I think we love them and hate them because we know what success for them means for the country. We know they have this power over us, which is so far over and above any other kind of achievement on the world stage. As a show, we realise that nothing else gets close to the interest people have in the Irish football team.
And the reason for that is that a successful Irish team gives us national stories (not sport stories) like the week we’ve just experienced. When it goes wrong, as it did under Steve Staunton, there’s anger; and when it goes right, there’s an outpouring of emotion which is comically over the top, but which we are all willing participants in.
That’s a lot of pressure for a team to be under, particularly when the team is a limited group of players, probably performing at the outer reaches of their ability by even getting here. But that’s the reality. We did of course have to try and keep up to date with activities back home, and the GAA actually had a brilliant weekend for us to be looking forward to. But the reality was that for these two weeks at least, the jamboree in Poland had to take centre-stage.
We rather unwittingly proved our own point when on Wednesday we tried to do a piece on the 1990 Leinster hurling semi-final fixture between Offaly and Kilkenny that the GAA steadfastly refused to move, even though it was on at the same time as the Ireland-Egypt game in Italia ’90. However, we ran long on a Euros piece, and had to reschedule it for the following night.
As ever, our texters didn’t miss a trick.
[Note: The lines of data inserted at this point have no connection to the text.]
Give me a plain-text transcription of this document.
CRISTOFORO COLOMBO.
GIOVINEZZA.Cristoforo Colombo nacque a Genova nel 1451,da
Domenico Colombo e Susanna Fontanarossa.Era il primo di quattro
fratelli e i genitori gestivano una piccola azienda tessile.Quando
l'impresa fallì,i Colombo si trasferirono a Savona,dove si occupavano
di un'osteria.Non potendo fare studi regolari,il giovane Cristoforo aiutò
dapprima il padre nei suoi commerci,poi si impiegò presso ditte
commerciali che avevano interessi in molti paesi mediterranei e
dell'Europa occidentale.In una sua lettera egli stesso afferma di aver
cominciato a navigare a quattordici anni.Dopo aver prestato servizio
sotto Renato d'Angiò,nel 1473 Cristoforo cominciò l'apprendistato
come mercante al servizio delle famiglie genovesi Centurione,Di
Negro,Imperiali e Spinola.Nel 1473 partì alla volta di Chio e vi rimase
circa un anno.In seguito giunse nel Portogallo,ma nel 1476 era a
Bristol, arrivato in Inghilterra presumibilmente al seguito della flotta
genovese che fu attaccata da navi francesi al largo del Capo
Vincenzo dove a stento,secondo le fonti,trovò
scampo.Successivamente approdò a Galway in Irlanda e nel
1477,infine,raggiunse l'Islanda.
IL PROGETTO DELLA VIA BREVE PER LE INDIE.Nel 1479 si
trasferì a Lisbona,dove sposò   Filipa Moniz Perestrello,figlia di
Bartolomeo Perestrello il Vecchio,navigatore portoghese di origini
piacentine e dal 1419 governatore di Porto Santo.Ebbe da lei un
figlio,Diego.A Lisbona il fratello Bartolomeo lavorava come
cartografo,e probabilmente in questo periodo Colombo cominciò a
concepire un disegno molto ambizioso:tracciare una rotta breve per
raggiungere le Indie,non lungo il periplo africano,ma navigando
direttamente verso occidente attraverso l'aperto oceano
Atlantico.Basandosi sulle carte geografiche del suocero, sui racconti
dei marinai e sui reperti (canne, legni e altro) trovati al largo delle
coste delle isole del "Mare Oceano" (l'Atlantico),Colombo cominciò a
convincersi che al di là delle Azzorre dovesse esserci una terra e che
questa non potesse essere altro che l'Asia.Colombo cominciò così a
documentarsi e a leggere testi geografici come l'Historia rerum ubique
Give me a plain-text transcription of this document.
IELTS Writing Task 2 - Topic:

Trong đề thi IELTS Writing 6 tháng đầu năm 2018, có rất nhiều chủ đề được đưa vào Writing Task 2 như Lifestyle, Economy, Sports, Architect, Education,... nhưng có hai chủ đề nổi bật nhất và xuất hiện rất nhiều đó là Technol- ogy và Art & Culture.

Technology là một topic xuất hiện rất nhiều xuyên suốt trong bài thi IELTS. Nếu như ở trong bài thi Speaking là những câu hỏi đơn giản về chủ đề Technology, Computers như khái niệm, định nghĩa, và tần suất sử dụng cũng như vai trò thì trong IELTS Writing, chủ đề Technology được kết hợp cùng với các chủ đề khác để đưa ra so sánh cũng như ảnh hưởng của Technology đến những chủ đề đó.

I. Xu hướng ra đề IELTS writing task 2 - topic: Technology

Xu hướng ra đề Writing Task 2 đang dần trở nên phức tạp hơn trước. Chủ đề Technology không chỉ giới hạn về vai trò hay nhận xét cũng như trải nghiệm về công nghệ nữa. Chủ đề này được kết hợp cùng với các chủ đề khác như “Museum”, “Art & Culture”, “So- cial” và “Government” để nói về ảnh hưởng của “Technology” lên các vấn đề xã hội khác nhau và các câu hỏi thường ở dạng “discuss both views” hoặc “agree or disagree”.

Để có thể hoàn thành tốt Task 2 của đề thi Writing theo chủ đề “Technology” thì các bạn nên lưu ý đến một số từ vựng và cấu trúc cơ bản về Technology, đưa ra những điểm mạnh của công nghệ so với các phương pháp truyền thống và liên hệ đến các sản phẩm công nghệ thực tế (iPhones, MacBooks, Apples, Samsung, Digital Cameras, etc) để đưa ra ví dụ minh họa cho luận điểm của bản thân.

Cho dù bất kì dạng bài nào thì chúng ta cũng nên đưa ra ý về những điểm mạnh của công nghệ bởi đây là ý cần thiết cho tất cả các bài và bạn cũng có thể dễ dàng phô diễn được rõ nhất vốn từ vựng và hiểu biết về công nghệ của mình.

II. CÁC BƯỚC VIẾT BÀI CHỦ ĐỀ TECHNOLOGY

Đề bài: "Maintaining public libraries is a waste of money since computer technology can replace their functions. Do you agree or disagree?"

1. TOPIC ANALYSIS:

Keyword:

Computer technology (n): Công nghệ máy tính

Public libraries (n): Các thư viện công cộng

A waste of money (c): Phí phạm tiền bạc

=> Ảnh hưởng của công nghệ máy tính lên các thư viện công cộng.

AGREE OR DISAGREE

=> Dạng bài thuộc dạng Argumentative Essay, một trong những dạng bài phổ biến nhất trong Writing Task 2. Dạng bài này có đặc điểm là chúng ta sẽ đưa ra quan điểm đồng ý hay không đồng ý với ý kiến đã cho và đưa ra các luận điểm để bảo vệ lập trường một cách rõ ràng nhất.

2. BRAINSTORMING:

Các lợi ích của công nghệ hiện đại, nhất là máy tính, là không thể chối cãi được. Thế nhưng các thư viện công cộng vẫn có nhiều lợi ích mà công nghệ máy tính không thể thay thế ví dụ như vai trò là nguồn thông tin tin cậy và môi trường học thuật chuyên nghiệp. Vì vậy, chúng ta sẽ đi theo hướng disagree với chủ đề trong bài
Within a minute we had a message from a listener – “Ah lads, a piece about the GAA struggling for coverage during a major football tournament gets bumped because of a piece about a major football tournament!” Touché. I should mention we did do the piece the following night, and Dáithí Regan’s admission that his own brother said there’s no way he was ever going to that game was pretty funny to be fair.
The Newstalk GAA coverage this week had two brilliant games — Clare’s dramatic win over Limerick on Saturday night, and Tyrone’s win in Armagh yesterday, with Woolly Parkinson obviously intent on adding my name to the unemployment register with a seamless display of sideline reporting from what I could hear of it.
But the result of the weekend from my point of view was of course Sligo’s amazing second half turnaround in Salthill. I saw Galway were leading 9-5 at half-time on Twitter and I have to say I thought — game over. But as the full extent of the damage became clear on Twitter, my phone started beeping. And beeping. And beeping some more.
A restaurant in Sopot (beautiful and all as this seaside resort is) was not the place to have to deal with this kind of trauma.
- This week Murph was – having a cup of tea in the kitchen with Giovanni Trapattoni, Manuela and Marco Tardelli. You’ve probably all seen the photo, but, still… that was pretty daft.